The Supreme Court’s 5-4 decision granting legal status to same-sex couples has prompted a variety of responses. Approve of the court’s decision or not, the reactions by people who I have spoken to or read have been passionate and personal. If it is a rights issue then even if you disagree, you can’t trample on people’s right to liberty as the majority court ruled. If it is a constitutional issue, the redefinition of a traditional view of marriage should not be changed by five members of a court, according to the dissenting justices opinion.

Some think that the traditional role of marriage has been well-defined and correctly-defined down through history. Others have fought to re-define the traditional view of what takes place in the eyes of the legal scholars who mandate and approve a marital contract.

Much like abortion, the issues provide more than enough potential emotional ammunition to mow down any type of rational debate. Agree or disagree, the discussion is blunted when personal accusations are made that put the brakes on what our country has always valued — the free exchange of ideas.

When long-held beliefs bump up against legal decisions, issues of constitutional protections can get complicated. But it doesn’t have to if we could all understand boundaries. I doubt very much that I can convince anyone of anything, except to put as much information as I can into their hands and let them decide. It has always been the benchmark for convincing others to take action or change their mind.

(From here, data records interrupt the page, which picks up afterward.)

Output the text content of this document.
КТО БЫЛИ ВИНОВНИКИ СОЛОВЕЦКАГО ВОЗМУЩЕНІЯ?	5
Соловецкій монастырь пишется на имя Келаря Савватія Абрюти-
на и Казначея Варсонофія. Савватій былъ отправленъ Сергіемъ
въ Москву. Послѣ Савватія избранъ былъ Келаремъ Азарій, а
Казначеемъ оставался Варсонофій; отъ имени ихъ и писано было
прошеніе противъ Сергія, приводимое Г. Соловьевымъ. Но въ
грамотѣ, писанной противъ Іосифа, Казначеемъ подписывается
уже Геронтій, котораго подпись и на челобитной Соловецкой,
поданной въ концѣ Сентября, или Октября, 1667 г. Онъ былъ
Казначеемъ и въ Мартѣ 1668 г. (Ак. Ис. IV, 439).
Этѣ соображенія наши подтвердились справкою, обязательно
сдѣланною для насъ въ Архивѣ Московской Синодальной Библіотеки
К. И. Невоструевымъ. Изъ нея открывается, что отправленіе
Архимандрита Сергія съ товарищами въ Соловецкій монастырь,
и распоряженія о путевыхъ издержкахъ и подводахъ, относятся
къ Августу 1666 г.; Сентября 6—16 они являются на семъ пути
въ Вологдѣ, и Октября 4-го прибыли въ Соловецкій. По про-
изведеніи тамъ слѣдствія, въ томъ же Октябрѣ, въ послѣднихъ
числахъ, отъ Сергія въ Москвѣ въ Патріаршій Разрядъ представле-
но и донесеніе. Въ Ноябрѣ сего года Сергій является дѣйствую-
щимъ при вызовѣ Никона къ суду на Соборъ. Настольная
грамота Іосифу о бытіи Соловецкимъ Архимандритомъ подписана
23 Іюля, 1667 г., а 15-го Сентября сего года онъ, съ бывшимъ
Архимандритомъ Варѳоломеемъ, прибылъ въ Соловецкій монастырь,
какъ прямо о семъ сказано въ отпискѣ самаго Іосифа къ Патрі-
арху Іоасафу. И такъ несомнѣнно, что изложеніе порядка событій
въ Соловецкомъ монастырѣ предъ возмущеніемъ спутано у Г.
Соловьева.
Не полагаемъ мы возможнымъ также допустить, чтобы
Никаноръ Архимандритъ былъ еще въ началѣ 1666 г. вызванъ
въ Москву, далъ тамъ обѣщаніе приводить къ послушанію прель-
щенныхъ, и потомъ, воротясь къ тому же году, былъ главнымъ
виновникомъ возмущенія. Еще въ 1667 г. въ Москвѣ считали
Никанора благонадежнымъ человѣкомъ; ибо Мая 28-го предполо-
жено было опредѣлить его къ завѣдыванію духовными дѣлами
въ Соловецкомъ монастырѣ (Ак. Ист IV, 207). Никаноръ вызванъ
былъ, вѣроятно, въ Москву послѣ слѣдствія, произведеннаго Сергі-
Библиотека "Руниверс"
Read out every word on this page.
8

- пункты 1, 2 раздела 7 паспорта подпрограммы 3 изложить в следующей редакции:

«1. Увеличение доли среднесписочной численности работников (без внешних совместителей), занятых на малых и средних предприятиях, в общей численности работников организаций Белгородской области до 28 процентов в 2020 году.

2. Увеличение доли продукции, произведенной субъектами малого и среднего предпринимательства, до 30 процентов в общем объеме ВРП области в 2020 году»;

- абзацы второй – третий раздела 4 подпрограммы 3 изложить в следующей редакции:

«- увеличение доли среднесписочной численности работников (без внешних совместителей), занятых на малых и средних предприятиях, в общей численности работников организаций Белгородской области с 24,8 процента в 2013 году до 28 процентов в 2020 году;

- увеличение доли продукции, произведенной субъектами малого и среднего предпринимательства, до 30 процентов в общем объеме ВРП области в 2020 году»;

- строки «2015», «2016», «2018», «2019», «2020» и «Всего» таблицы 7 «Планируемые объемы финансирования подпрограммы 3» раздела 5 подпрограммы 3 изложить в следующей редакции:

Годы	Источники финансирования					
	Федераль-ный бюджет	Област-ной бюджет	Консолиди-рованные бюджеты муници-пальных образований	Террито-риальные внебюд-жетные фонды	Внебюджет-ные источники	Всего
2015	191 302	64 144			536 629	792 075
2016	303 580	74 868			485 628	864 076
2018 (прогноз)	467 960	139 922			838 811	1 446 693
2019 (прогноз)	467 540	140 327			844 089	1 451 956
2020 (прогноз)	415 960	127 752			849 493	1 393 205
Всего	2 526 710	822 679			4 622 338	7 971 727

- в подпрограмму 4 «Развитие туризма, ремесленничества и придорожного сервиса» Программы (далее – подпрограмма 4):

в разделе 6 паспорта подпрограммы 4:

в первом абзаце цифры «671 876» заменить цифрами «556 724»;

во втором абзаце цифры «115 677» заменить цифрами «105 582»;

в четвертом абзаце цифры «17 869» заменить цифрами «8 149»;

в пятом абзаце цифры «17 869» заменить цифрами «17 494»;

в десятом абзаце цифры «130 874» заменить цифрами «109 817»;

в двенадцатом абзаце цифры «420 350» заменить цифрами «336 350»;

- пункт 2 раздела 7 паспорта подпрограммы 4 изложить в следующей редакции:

Boundaries have been useful in my life since I was growing up. Rules provided me with as much freedom as I needed within certain boundaries. We experience boundaries all around us everyday: Speed limits and street signs give us a freedom to travel without causing harm to others or chaos on the roads. I suppose someone could rationalize that the driving laws inhibit their freedom (rights), but most people realize that the safeguards provided outweigh our right to drive how we want.

If a boundary is a safeguard, then let’s make sure that going forward we respect the fact that marriage (legally) has changed but that marriage for others will never change. Abortion, pornography, overeating and marijuana are legal, but I don’t think they are particularly healthy for a society. I respect the fact that I live in a society that legally protects aspects of the culture of which I might disapprove.

For freedom to continue, each of us must weigh the costs and benefits of our opinions and beliefs against the legally protected freedoms of those whom we might disagree. Legal opinions are transitory, but if your long-held beliefs are important, engaging in conversation and trying to convince others is worth the risk of being unfairly, personally attacked.